Dal punto di vista dell’organizzazione, si tratta di amalgamare differenti anime (con diversi ordinamenti, procedure, linguaggi, sistemi di comunicazione, …) in modo da poter fornire il miglior servizio possibile all’utente finale, ovvero a chi ha richiesto aiuto.

Assumiamo il punto di vista della persona che ha necessità di richiedere soccorso: meglio un numero unico oppure una pluralità di numeri di emergenza? Cosa è più facile ricordare? E se fosse uno straniero a fare la chiamata? Se può avere senso avere una app per ogni cosa, non riesco a vedere l’utilità di avere un numero differente per ogni tipo di emergenza. È un’emergenza! Non ho tempo di mettermi adeguarmi alla complessità di un sistema pensato per soddisfare l’amministrazione e non il chi ha bisogno!

Perciò, un numero di emergenza unico che raccoglie le chiamate è la strada che io ritengo essere giusta.
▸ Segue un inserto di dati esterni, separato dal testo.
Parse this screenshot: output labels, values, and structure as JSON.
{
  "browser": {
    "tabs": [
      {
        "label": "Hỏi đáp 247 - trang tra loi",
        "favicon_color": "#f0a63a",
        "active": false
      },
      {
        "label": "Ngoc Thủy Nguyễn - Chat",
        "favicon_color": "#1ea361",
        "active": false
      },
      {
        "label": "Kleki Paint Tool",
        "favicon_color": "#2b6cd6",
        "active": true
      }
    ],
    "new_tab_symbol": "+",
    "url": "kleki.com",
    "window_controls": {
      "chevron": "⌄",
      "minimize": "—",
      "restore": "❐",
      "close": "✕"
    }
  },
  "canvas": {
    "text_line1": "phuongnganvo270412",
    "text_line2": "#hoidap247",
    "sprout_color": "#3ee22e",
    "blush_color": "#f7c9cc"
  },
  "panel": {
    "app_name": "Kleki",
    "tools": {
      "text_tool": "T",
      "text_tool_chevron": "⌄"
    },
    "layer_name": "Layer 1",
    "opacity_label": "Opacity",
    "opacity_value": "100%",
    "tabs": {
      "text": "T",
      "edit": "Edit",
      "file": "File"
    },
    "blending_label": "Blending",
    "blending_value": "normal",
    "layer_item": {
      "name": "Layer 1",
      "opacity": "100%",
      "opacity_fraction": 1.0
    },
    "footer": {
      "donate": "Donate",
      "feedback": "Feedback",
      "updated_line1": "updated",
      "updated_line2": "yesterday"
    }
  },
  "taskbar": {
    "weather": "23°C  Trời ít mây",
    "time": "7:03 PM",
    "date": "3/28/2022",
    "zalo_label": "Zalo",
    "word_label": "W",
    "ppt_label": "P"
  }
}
Questa riflessione non vale solo per l’Italia, ma vale anche per i nostri cugini d’oltralpe.

Come si organizzino gli enti di soccorso nella gestione degli interventi è un tema che non deve interferire con la facilità di accesso ai soccorsi da parte dei cittadini.

Polizia di Stato, Carabinieri, Vigili del Fuoco e Guardia Costiera sono corpi nazionali*, mentre il soccorso sanitario è affidato alle regioni, che hanno anche il compito di introdurre il NUE 112 sul proprio territorio. Un quadro complesso.

Il lavoro svolto in Lombardia da AREU è una testimonianza di come possono essere raggiunti risultati di rilievo a livello europeo e globale.

* con l’eccezione dei corpi dei Vigli del Fuoco delle Provincie Autonome di Trento e di Bolzano.

#3 Il gap tecnologico

Un capitolo importante, nel 2019, riguarda l’aspetto tecnologia.

Le ultra-semplificazioni che ho avuto modo di leggere in questo periodo mi hanno reso ancora più consapevole dell’incapacità di comprendere la tecnologia e la sua implementazione nel settore dell’emergenza.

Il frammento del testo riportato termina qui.